Il est difficile d’exagérer à quel point la conclusion du Titanic est étrangement audacieuse, même 20 ans après. Cameron a imaginé une histoire d’amour vouée à l’échec qui avait le beurre et l’argent du beurre, en tuant Jack et en le ramenant à la vie, et pourtant, aucun de ces choix ne semble forcé. Oui, les retrouvailles de Rose avec Jack dans son esprit sont un fantasme, mais elles sont intégrées dans le style narratif grandiose et nostalgique que Cameron utilise tout au long du film, un post-crédit bien mérité à l’amour trouvé et perdu mais jamais oublié. Voir Titanic avec une foule, même aujourd’hui (et il a été réédité deux fois en salles, en 2012 et 2017), renforce le caractère spécial de la finale. Plusieurs fois, j’ai vu des dizaines de personnes, dont beaucoup avaient déjà vu le film, hurler et applaudir à la vue de Jack debout en haut de cet escalier.

Au delà de son ton magiquement édifiant, la scène témoigne des qualités qui distinguent Titanic comme un blockbuster aujourd’hui. L’attention portée par Cameron aux détails et à la disposition du navire rend sa destruction d’autant plus douloureuse ; le retour de l’escalier est presque aussi excitant que la résurrection de Jack lui-même. Titanic est aussi une histoire d’amour qui transcende les frontières de la classe sociale : En observant les ponts rigides du navire et les histoires (peut-être apocryphes) des passagers les plus pauvres enfermés dans les canots de sauvetage, Cameron a vu une allégorie puissante et plus vaste. Dans le fantasme final de Rose, tous les passagers du navire, riches et pauvres, jeunes et vieux, sont réunis ; elle porte une robe élégante, tandis que Jack est en vêtements de ville, et le méchant ex-fiancé de Rose, Cal (Billy Zane), n’apparaît nulle part.
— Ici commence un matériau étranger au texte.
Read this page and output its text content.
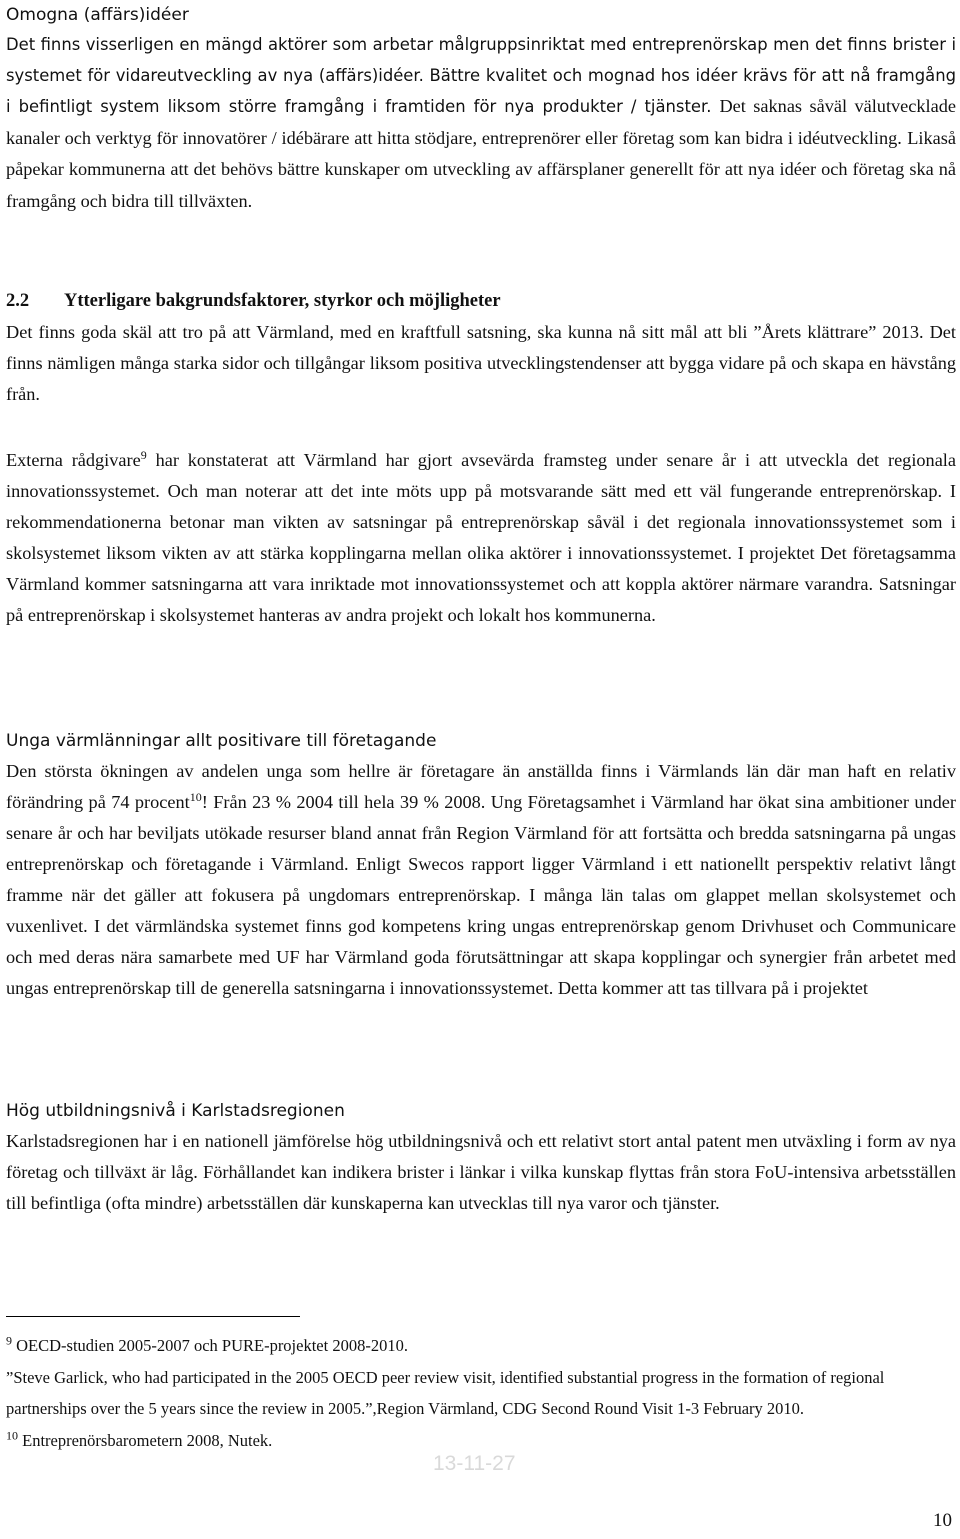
Omogna (affärs)idéer
Det finns visserligen en mängd aktörer som arbetar målgruppsinriktat med entreprenörskap men det finns brister i systemet för vidareutveckling av nya (affärs)idéer. Bättre kvalitet och mognad hos idéer krävs för att nå framgång i befintligt system liksom större framgång i framtiden för nya produkter / tjänster. Det saknas såväl välutvecklade kanaler och verktyg för innovatörer / idébärare att hitta stödjare, entreprenörer eller företag som kan bidra i idéutveckling. Likaså påpekar kommunerna att det behövs bättre kunskaper om utveckling av affärsplaner generellt för att nya idéer och företag ska nå framgång och bidra till tillväxten.
2.2 Ytterligare bakgrundsfaktorer, styrkor och möjligheter

Det finns goda skäl att tro på att Värmland, med en kraftfull satsning, ska kunna nå sitt mål att bli ”Årets klättrare” 2013. Det finns nämligen många starka sidor och tillgångar liksom positiva utvecklingstendenser att bygga vidare på och skapa en hävstång från.

Externa rådgivare$^9$ har konstaterat att Värmland har gjort avsevärda framsteg under senare år i att utveckla det regionala innovationssystemet. Och man noterar att det inte möts upp på motsvarande sätt med ett väl fungerande entreprenörskap. I rekommendationerna betonar man vikten av satsningar på entreprenörskap såväl i det regionala innovationssystemet som i skolsystemet liksom vikten av att stärka kopplingarna mellan olika aktörer i innovationssystemet. I projektet Det företagsamma Värmland kommer satsningarna att vara inriktade mot innovationssystemet och att koppla aktörer närmare varandra. Satsningar på entreprenörskap i skolsystemet hanteras av andra projekt och lokalt hos kommunerna.

Unga värmlänningar allt positivare till företagande

Den största ökningen av andelen unga som hellre är företagare än anställda finns i Värmlands län där man haft en relativ förändring på 74 procent$^{10}$! Från 23 % 2004 till hela 39 % 2008. Ung Företagsamhet i Värmland har ökat sina ambitioner under senare år och har beviljats utökade resurser bland annat från Region Värmland för att fortsätta och bredda satsningarna på ungas entreprenörskap och företagande i Värmland. Enligt Swecos rapport ligger Värmland i ett nationellt perspektiv relativt långt framme när det gäller att fokusera på ungdomars entreprenörskap. I många län talas om glappet mellan skolsystemet och vuxenlivet. I det värmländska systemet finns god kompetens kring ungas entreprenörskap genom Drivhuset och Communicare och med deras nära samarbete med UF har Värmland goda förutsättningar att skapa kopplingar och synergier från arbetet med ungas entreprenörskap till de generella satsningarna i innovationssystemet. Detta kommer att tas tillvara på i projektet

Hög utbildningsnivå i Karlstadsregionen

Karlstadsregionen har i en nationell jämförelse hög utbildningsnivå och ett relativt stort antal patent men utväxling i form av nya företag och tillväxt är låg. Förhållandet kan indikera brister i länkar i vilka kunskap flyttas från stora FoU-intensiva arbetsställen till befintliga (ofta mindre) arbetsställen där kunskaperna kan utvecklas till nya varor och tjänster.

$^9$ OECD-studien 2005-2007 och PURE-projektet 2008-2010.
”Steve Garlick, who had participated in the 2005 OECD peer review visit, identified substantial progress in the formation of regional partnerships over the 5 years since the review in 2005.”,Region Värmland, CDG Second Round Visit 1-3 February 2010.
$^{10}$ Entreprenörsbarometern 2008, Nutek.
13-11-27
10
Après la sortie de Titanic, à l’approche de Noël, il a connu une exploitation en salles totalement inédite, alimentée par les fans qui le revoyaient encore et encore. Il a été numéro 1 au box-office américain du 19 décembre 1997 au 2 avril de l’année suivante, faisant chaque week-end entre 15 et 36 millions de dollars. À l’instar de l’histoire elle-même, les performances financières de Titanic sont un retour au cinéma d’antan, lorsque des films à succès comme Autant en emporte le vent restaient à l’affiche pendant des mois, gagnant des millions de dollars à mesure qu’ils étaient diffusés dans tout le pays et que les gens faisaient la queue pour les revoir. Même en tenant compte de l’inflation, Titanic a toujours l’une des plus grosses recettes nationales de tous les temps, juste derrière Autant en emporte le vent, Star Wars, La Mélodie du bonheur et E.T.

Cameron lui-même n’aurait pas prédit un tel résultat. « Nous avons peiné les six derniers mois sur Titanic en sachant absolument que le studio perdrait 100 millions de dollars », a-t-il dit un jour. « C’était une certitude. » En réfléchissant au film aujourd’hui, Cameron (qui est en pleine production d’une série de suites d’Avatar) considère une scène comme particulièrement cruciale pour son succès. « Le long plan de Rose et Jack s’accrochant l’un à l’autre alors que la poupe verticale du navire plonge en hurlant et en gémissant, avec des corps tombant de plusieurs centaines de mètres vers l’eau bouillonnante, était un coup de maître. Je pense que ce plan à lui seul a attiré l’audience de notre week-end d’ouverture », se souvient-il. Il a peut-être raison de dire que l’action a attiré les gens. Mais c’est la fin qui les a fait revenir.